Consider the Sturm - Liouville problem:
$$y''+\lambda y=0,$$ $$ y(0)=c\pi y'(\pi)-y(\pi)=0$$
(a) Find the condition $c$ must satisfy, so that the problem has negative eigenvalues.
(b) How many are the negative eigenlaues (in case they exist)?
(c) For $c=1$, prove that $\displaystyle 1<\lambda_2-\lambda_1<\frac{9}{4}$, where $\lambda_1,~\lambda_2$ are the first two eigenvalues of the problem above.

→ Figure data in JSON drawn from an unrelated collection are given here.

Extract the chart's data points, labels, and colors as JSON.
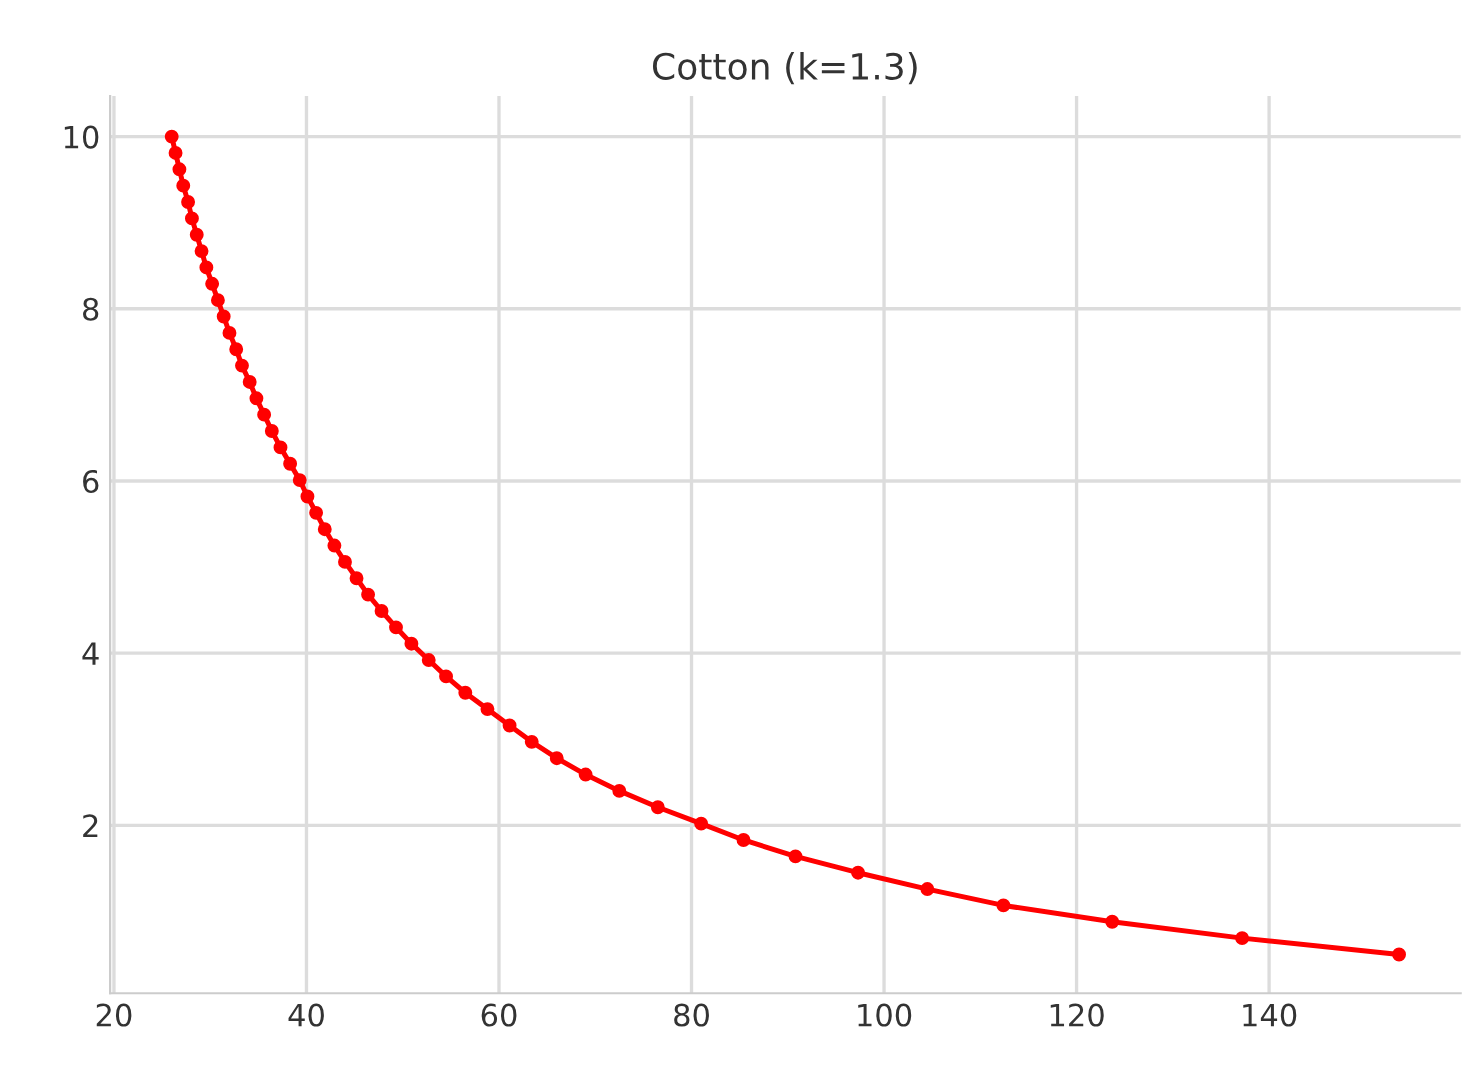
{
  "chart_data": {
    "type": "line",
    "title": "Cotton (k=1.3)",
    "x": [
      26.0,
      26.4,
      26.8,
      27.2,
      27.7,
      28.1,
      28.6,
      29.1,
      29.6,
      30.2,
      30.8,
      31.4,
      32.0,
      32.7,
      33.3,
      34.1,
      34.8,
      35.6,
      36.4,
      37.3,
      38.3,
      39.3,
      40.1,
      41.0,
      41.9,
      42.9,
      44.0,
      45.2,
      46.4,
      47.8,
      49.3,
      50.9,
      52.7,
      54.5,
      56.5,
      58.8,
      61.1,
      63.4,
      66.0,
      69.0,
      72.5,
      76.5,
      81.0,
      85.4,
      90.8,
      97.3,
      104.5,
      112.4,
      123.7,
      137.2,
      153.5
    ],
    "series": [
      {
        "color": "#ff0000",
        "values": [
          10.0,
          9.81,
          9.62,
          9.43,
          9.24,
          9.05,
          8.86,
          8.67,
          8.48,
          8.29,
          8.1,
          7.91,
          7.72,
          7.53,
          7.34,
          7.15,
          6.96,
          6.77,
          6.58,
          6.39,
          6.2,
          6.01,
          5.82,
          5.63,
          5.44,
          5.25,
          5.06,
          4.87,
          4.68,
          4.49,
          4.3,
          4.11,
          3.92,
          3.73,
          3.54,
          3.35,
          3.16,
          2.97,
          2.78,
          2.59,
          2.4,
          2.21,
          2.02,
          1.83,
          1.64,
          1.45,
          1.26,
          1.07,
          0.88,
          0.69,
          0.5
        ]
      }
    ],
    "xlim": [
      19.6,
      159.9
    ],
    "ylim": [
      0.05,
      10.47
    ],
    "xticks": [
      20,
      40,
      60,
      80,
      100,
      120,
      140
    ],
    "yticks": [
      2,
      4,
      6,
      8,
      10
    ],
    "grid": true,
    "marker": "circle",
    "line_style": "solid"
  }
}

Attempt. (a) $$\lambda \int y^2dx=-\int y''ydx=\ldots=\int(y')^2dx-c\pi (y'(\pi))^2,$$ therefore the condition $c$ must satisfy is $\int(y')^2dx<c\pi (y'(\pi))^2$ for all eigenfunctions $y$ (although I guess a condition should be independent of $\lambda,~y$).
(b) According to the theory, there are infinitely countably many (negative) eigenvalues.

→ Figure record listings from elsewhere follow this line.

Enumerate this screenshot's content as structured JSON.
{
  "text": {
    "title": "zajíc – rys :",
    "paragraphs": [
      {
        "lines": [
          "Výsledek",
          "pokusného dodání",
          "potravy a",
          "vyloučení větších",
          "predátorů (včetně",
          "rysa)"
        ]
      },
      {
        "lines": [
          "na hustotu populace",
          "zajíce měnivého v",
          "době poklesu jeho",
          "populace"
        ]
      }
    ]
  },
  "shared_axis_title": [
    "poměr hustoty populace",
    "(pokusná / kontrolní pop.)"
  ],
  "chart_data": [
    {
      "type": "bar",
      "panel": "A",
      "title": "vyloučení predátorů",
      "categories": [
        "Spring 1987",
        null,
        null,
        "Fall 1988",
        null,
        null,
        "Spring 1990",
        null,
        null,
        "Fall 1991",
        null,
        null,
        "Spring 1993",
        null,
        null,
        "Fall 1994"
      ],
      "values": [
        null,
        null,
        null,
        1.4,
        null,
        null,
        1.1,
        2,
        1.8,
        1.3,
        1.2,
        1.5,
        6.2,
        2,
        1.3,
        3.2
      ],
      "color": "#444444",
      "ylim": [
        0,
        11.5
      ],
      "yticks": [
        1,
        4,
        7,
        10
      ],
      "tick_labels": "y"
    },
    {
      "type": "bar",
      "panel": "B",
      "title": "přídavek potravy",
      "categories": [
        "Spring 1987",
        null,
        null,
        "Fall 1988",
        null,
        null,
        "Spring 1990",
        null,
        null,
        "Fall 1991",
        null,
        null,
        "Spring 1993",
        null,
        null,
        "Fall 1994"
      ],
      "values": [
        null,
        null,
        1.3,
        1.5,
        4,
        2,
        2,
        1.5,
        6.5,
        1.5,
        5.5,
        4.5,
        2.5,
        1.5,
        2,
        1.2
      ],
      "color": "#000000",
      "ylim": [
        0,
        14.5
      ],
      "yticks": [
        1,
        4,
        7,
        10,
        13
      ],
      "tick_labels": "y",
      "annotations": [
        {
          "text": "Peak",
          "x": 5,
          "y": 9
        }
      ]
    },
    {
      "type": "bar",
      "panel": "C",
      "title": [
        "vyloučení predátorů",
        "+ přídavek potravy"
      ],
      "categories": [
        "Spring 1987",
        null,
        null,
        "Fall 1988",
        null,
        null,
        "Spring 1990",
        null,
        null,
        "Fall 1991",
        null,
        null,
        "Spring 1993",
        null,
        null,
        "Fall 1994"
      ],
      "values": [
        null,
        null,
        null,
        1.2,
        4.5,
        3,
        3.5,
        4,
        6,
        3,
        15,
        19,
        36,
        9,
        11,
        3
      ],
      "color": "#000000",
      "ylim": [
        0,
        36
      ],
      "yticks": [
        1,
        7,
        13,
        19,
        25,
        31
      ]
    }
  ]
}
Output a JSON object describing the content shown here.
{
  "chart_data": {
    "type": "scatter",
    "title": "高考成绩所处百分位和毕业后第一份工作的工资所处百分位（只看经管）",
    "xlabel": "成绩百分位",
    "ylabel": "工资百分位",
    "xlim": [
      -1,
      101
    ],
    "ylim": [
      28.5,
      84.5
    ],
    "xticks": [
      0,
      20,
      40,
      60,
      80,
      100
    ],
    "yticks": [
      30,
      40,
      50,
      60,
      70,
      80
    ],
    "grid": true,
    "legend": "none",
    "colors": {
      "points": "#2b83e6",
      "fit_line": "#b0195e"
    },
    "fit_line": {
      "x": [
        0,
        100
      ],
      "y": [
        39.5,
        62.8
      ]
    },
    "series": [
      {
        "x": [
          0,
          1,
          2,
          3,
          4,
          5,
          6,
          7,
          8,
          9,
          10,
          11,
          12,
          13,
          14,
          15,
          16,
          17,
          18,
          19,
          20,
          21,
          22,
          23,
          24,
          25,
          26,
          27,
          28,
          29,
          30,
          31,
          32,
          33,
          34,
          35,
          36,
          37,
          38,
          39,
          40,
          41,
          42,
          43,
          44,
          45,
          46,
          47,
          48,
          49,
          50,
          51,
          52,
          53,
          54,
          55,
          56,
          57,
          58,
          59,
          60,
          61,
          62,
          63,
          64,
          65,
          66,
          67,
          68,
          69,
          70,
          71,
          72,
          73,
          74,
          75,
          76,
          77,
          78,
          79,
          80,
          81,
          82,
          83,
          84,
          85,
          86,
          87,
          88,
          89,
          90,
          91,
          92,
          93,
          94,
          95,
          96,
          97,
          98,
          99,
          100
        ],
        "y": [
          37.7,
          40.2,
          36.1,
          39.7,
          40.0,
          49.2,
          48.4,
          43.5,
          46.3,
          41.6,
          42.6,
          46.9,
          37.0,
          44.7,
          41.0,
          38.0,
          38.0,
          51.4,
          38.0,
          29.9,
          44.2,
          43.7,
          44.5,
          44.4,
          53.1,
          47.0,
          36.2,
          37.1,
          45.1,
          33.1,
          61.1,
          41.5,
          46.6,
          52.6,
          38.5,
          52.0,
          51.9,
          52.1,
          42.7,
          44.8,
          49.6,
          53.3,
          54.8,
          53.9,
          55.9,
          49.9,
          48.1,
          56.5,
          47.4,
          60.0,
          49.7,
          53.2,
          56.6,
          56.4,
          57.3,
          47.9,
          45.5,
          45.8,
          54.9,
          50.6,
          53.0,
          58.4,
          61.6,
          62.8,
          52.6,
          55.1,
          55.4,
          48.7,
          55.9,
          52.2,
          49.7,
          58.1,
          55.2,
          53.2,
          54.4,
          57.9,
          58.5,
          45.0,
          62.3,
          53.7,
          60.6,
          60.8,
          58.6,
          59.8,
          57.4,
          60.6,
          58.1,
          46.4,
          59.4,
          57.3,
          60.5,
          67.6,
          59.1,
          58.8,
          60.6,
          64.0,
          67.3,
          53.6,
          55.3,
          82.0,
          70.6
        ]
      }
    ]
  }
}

(c) I was thinking of the equation of $(i)$, but didn t get me anywhere.
Thank you!
Every non-trivial solution of $y''+\lambda y=0$ with $y(0)=0$ is a scalar multiple of the solution where $y(0)=0$, $y'(0)=1$, which has unique solution $$ f_{\lambda}(x) = \frac{\sin(\sqrt{\lambda}x)}{\sqrt{\lambda}}. $$ (The solution at $\lambda=0$ is the limit of the above as $\lambda\rightarrow 0$, which is $f_0(x)=x$.)

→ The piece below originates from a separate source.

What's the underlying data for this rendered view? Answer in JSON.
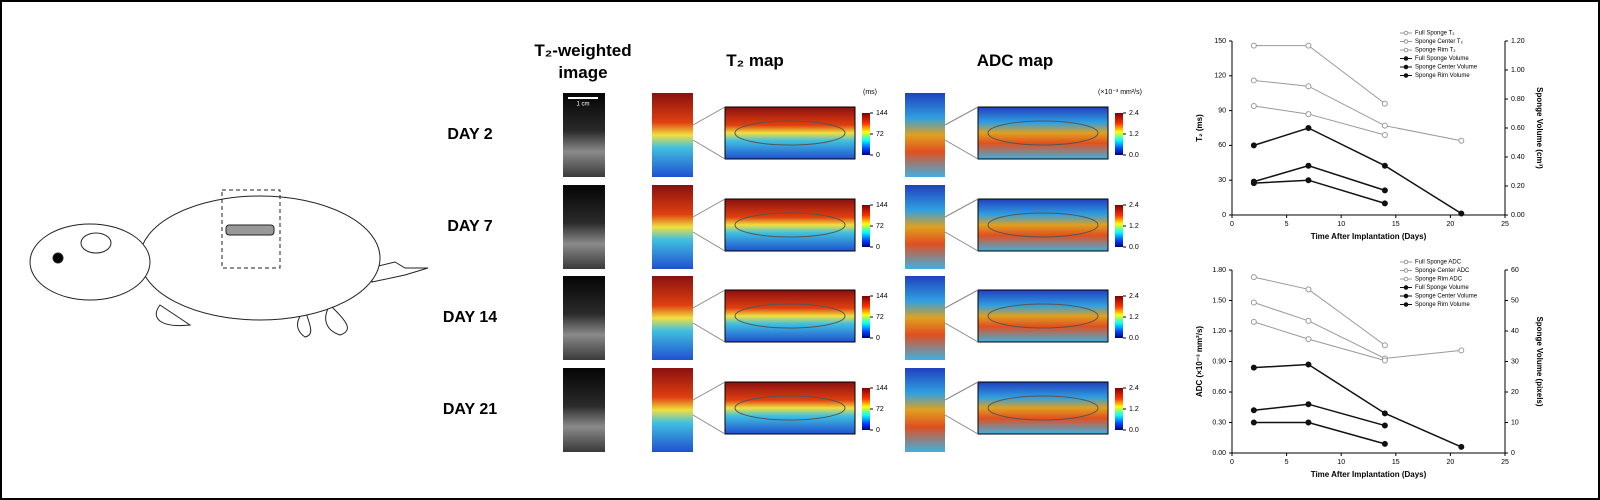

Therefore, the eigenvalue equation with $c\pi y'(\pi)-y(\pi)$ and $y(0)=0$ has a non-trivial solution iff $\lambda$ satisfies the power series equation $$ 0=c\pi f_{\lambda}'(\pi)-f_{\lambda}(\pi)= c\pi\cos(\sqrt{\lambda}\pi)-\frac{\sin(\sqrt{\lambda}\pi)}{\sqrt{\lambda}}. $$ The equation where $\lambda=0$ is a limit of the above equation, which is $$ c\pi - \pi = 0 \implies c = 1. $$ So $\lambda=0$ is a solution iff $c=1$. There is never such a solution where $\cos(\sqrt{\lambda}\pi)=0$, even if $c=0$, because that would require $\sin(\sqrt{\lambda}\pi)=0$ and $\cos(\sqrt{\lambda}\pi)=0$. Eliminating such cases gives an equivalent equation $$ \tan(\sqrt{\lambda}\pi)=c\sqrt{\lambda}\pi $$ The only solutions $\lambda$ must be real because the Sturm-Liouville problem has only real eigenvalues $\lambda$. There are infinitely many positive real values of $\sqrt{\lambda}$ satisfying the above, which is easily seen by overlaying the graphs of the two sides and looking for intersections. Nothing is gained by looking at the negative solutions $\sqrt{\lambda}$ because only the squares of the solutions determine $\lambda$. The negative values of $\lambda$ are determined by the imaginary solutions $\sqrt{\lambda}$, and only $\sqrt{\lambda}=i\rho$ for $\rho > 0$ need be considered because the eigenvalues $\lambda$ are squares of such $i\rho$ solutions. Substituting into the equation gives $$ \tan(i\pi\rho) = c\pi i\rho \\ \tanh(\rho\pi)=c\pi\rho. $$ Looking at the graph of $\tanh(\rho\pi)$ for $\rho > 0$, there can never be more than one solution of the above, and the borderline case is where $y=\tanh(\rho\pi)$ and $y=c\pi\rho$ are tangent at the origin, which is where $$ \pi = c\pi \implies c = 1. $$ For $0 < c < 1$ there is exactly one positive solution $\rho$, which gives rise to one negative eigenvalue $\lambda=(i\rho)^2 = -\rho^2$. So there is a negative eigenvalue iff $0 < c < 1$, and there is only one in that case.